I'm trying to implement the gradient descent algorithm from scratch on a toy problem. My code always returns a vector of NaN
's:
from sklearn.linear_model import LinearRegression
import numpy as np
import matplotlib.pyplot as plt
np.random.seed(45)
x = np.linspace(0, 1000, num=1000)
y = 3*x + 2 + np.random.randn(len(x))
# sklearn output - This works (returns intercept = 1.6, coef = 3)
lm = LinearRegression()
lm.fit(x.reshape(-1, 1), y.reshape(-1, 1))
print("Intercept = {:.2f}, Coef = {:.2f}".format(lm.coef_[0][0], lm.intercept_[0]))
# BGD output
theta = np.array((0, 0)).reshape(-1, 1)
X = np.hstack([np.ones_like(x.reshape(-1, 1)), x.reshape(-1, 1)]) # [1, x]
Y = y.reshape(-1, 1) # Column vector
alpha = 0.05
for i in range(100):
# Update: theta <- theta - alpha * [X.T][X][theta] - [X.T][Y]
h = np.dot(X, theta) # Hypothesis
loss = h - Y
theta = theta - alpha*np.dot(X.T, loss)
theta
The sklearn
part runs fine, so I must be doing something wrong in the for loop.

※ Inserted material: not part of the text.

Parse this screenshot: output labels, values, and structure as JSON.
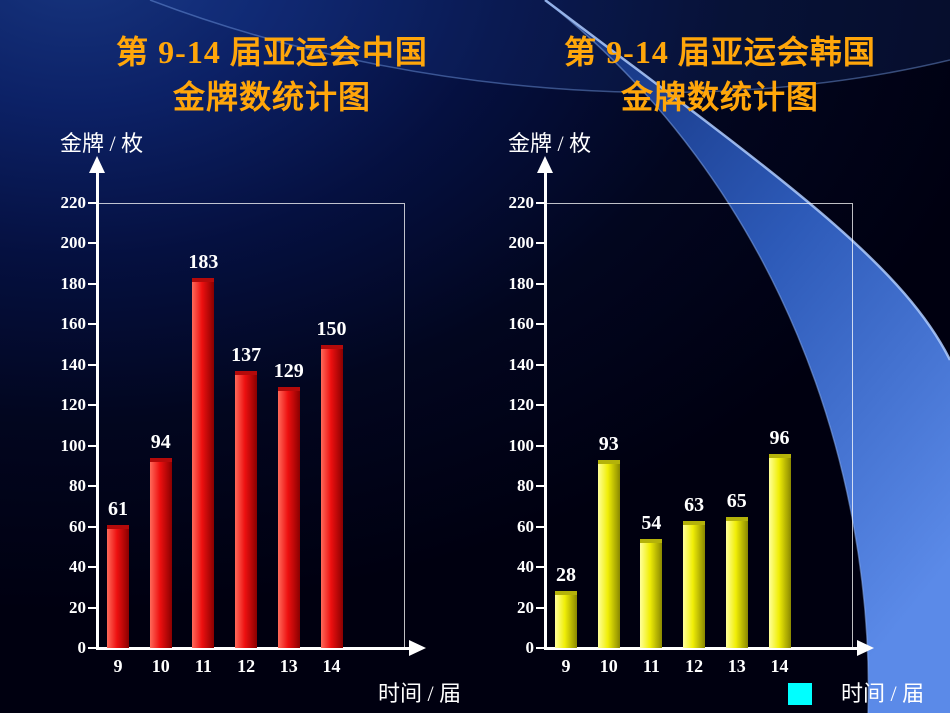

I've tried various different alpha
values and none of them converge.
The problem is theta
keeps getting bigger and bigger throughout the loop, and eventually becomes too big for python to store.
Here's a contour plot of the cost function:
J = np.dot((np.dot(X, theta) - y).T, (np.dot(X, theta) - y))
plt.contour(J)
Clearly there's no minimum here. Where have I gone wrong?
Thanks